Tuesday’s performance didn’t end the cravings entirely. He allowed that a celebratory slice would be in order before re-centering for the free skate.
Nerves, then muscle memory
The stage amplified everything, from atmosphere to adrenaline. Torgashev admitted the waiting minutes before his music started were the toughest. “I was shaking, I was like, why did I wish this for myself, ” he said. But once he pushed off, training and repetition took the wheel. “I have so much muscle memory with this program and with these elements that no matter how much I doubt myself, I hope it will always pull through now. ”
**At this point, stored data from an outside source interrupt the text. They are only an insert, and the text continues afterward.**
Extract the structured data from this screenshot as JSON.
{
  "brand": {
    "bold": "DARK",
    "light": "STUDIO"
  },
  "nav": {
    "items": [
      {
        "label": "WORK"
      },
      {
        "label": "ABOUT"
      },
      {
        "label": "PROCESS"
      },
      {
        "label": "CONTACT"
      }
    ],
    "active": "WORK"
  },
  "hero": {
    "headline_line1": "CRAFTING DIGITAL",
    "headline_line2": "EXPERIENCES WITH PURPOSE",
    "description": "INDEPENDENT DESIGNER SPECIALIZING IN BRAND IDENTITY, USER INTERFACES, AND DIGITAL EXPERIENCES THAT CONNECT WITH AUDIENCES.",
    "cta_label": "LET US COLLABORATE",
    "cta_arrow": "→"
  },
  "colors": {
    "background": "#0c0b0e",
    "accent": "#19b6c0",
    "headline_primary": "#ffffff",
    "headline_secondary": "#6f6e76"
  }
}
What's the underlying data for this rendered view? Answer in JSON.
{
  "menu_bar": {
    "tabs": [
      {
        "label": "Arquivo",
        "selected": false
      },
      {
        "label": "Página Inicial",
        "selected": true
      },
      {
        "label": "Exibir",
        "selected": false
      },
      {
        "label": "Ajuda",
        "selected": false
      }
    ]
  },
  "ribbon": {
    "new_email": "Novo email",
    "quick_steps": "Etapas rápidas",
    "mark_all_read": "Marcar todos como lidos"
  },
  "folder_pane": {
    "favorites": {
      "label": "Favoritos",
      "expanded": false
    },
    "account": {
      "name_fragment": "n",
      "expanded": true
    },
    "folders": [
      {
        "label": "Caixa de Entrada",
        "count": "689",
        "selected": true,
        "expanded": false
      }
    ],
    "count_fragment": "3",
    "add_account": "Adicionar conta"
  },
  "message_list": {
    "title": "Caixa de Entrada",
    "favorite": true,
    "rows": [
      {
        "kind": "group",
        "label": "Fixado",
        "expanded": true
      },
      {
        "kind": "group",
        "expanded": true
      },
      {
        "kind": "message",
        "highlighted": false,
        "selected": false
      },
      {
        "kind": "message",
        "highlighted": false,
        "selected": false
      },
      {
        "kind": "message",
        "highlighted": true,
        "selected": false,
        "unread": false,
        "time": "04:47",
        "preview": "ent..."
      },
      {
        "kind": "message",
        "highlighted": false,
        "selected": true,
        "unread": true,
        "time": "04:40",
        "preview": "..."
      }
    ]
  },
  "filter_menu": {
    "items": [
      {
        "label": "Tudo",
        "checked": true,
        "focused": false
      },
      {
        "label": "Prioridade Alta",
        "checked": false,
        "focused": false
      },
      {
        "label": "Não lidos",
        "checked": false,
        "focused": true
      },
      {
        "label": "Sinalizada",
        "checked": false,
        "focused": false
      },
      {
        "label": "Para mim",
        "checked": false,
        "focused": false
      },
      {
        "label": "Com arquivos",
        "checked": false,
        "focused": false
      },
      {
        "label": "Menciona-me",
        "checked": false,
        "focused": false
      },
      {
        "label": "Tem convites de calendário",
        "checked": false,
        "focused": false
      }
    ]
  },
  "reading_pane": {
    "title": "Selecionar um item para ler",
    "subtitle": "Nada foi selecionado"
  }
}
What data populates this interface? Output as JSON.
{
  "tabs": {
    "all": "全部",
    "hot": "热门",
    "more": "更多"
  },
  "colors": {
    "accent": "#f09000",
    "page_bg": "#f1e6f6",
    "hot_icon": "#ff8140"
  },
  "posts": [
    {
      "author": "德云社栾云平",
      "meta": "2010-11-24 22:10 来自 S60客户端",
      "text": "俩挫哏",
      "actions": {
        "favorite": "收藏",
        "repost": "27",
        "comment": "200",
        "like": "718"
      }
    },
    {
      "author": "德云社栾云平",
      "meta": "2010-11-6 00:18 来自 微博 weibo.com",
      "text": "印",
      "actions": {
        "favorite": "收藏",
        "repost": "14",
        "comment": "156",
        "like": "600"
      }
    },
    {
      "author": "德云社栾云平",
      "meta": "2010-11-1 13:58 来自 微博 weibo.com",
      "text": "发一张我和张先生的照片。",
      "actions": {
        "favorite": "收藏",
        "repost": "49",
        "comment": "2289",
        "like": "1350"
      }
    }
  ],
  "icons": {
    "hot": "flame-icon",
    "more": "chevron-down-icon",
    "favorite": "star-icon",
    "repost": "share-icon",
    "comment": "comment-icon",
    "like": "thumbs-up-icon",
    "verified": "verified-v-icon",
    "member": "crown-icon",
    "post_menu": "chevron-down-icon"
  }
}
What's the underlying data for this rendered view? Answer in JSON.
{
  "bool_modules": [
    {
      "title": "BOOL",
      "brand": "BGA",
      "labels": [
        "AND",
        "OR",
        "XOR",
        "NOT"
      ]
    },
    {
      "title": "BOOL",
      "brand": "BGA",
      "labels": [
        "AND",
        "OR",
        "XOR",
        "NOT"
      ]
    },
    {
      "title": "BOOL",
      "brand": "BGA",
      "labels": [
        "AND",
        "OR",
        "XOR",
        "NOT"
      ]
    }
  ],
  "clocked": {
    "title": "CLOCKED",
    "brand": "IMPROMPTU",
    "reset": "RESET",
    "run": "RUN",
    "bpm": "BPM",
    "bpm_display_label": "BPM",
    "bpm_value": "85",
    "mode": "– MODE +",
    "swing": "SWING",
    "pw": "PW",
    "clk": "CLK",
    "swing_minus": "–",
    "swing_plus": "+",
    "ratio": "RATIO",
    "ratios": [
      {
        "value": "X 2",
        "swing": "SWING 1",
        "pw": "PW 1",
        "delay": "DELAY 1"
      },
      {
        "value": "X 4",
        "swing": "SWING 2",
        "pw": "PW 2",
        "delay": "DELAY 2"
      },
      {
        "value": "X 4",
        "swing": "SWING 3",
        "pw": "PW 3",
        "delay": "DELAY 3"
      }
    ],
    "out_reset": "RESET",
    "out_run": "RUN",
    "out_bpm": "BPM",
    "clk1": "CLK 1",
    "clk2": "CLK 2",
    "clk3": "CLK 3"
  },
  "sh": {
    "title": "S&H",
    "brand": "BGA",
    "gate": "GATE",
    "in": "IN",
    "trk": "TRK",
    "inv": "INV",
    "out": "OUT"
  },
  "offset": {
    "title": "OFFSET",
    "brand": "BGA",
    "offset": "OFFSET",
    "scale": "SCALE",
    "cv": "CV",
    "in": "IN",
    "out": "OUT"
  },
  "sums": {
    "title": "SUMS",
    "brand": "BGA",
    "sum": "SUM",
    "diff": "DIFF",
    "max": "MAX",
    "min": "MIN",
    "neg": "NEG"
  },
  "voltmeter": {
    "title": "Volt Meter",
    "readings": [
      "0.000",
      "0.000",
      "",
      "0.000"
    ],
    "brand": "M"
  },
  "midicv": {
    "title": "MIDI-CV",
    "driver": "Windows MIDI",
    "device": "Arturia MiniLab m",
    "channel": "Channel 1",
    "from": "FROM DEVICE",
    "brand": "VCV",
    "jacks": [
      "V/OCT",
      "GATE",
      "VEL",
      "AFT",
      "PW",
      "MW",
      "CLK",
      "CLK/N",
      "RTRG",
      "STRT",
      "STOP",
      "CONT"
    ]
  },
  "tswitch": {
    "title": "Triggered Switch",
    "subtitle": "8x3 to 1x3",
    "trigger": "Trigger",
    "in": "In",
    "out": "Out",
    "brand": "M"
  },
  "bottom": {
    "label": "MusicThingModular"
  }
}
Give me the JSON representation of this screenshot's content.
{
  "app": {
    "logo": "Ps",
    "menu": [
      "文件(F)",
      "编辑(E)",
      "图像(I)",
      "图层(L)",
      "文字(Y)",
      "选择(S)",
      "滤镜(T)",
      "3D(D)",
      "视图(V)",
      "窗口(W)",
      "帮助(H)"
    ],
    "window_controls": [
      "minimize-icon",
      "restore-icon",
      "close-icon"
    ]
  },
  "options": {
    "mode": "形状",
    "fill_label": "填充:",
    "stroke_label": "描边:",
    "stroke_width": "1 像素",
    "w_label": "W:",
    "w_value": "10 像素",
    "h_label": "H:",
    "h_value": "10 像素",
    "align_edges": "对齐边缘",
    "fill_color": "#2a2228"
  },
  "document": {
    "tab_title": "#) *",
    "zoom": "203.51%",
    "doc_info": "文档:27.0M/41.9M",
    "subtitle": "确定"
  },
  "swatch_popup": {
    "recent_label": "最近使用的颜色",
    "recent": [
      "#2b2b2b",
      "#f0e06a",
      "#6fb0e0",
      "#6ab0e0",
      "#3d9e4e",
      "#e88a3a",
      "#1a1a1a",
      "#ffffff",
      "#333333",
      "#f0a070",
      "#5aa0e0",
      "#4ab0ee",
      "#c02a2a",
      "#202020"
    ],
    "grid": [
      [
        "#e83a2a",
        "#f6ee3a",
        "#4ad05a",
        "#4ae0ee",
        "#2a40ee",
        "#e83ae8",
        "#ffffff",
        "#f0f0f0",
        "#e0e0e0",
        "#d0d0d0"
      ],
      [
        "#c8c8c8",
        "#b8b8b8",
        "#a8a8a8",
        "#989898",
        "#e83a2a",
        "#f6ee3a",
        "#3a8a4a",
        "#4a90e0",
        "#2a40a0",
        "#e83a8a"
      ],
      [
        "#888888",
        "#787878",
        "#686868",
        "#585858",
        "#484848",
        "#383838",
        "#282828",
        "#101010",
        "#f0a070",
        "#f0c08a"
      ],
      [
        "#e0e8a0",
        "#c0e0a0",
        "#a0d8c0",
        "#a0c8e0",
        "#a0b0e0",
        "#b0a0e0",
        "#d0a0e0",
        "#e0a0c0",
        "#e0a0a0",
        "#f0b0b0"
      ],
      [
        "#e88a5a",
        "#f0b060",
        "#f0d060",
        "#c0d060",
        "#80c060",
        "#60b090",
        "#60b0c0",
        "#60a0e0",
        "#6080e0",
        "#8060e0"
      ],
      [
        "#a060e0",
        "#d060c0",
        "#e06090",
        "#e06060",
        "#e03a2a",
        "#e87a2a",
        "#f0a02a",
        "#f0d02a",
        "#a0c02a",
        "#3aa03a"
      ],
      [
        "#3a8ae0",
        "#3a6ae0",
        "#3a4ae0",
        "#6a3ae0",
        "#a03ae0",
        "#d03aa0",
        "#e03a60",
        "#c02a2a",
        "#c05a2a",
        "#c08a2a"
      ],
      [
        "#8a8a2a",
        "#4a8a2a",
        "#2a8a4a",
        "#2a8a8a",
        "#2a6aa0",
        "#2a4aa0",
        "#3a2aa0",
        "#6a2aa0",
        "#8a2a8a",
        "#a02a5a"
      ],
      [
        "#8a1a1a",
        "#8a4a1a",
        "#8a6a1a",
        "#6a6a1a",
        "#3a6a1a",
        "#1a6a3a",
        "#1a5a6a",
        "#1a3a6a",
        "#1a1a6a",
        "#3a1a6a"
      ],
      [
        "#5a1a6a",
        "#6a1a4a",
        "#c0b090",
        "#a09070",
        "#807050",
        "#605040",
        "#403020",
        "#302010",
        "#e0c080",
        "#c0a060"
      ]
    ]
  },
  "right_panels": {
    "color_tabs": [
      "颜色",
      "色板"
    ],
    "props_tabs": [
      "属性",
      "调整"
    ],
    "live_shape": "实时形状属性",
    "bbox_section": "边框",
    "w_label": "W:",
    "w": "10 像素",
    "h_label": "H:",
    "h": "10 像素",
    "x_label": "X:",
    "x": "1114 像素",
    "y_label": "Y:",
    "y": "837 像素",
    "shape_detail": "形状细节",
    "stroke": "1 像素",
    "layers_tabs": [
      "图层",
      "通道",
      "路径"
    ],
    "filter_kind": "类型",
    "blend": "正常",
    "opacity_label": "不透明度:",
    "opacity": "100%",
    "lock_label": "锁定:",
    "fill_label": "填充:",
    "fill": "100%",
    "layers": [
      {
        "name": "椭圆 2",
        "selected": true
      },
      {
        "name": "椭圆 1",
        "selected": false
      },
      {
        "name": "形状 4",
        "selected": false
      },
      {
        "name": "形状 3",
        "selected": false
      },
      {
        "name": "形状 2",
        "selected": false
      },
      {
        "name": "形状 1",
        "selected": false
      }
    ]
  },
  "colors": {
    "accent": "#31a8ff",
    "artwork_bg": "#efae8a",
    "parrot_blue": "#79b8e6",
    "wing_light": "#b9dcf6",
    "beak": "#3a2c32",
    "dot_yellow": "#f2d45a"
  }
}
Even with a wobbly warm-up touch — “The first toe that I did out there before the music started, it was so wonky, I was not confident for the quad” — he trusted the run-throughs he has been stacking in Milan. “I’ve done this program every single day at this quality since I’ve been here so I have the reps and it’s just about executing in the moment so I’m glad I did that. ”
Course correction after a choppy fall
The performance in Milan capped a turnaround that began after a rocky Grand Prix campaign where top-five finishes proved elusive. Torgashev reset, sharpened the free skate, and surged to second at nationals, a result that steadied his season and restored momentum at exactly the right time. At 5-foot-7 and in the best condition he says he’s been since his teens, he looked every bit the part on Tuesday.
The key difference now: decisions made well before his blades touch the ice. From meal prep to recovery windows, Torgashev has built a routine that trims noise and maximizes output — a veteran approach from a first-time Olympian.
All-in for Friday
With a clean slate and a spot secured in the free skate, Torgashev’s focus turns to carrying the same verve and precision into the final segment. He promised he’d keep the energy high when the stakes rise again. As he put it with a grin, “just know I’m going to go ham. ”
Between the disciplined fuel, the muscle memory, and the new personal best on the board, Andrew Torgashev arrives at the weekend with confidence — and the look and feel of an athlete who found the right balance at the right time.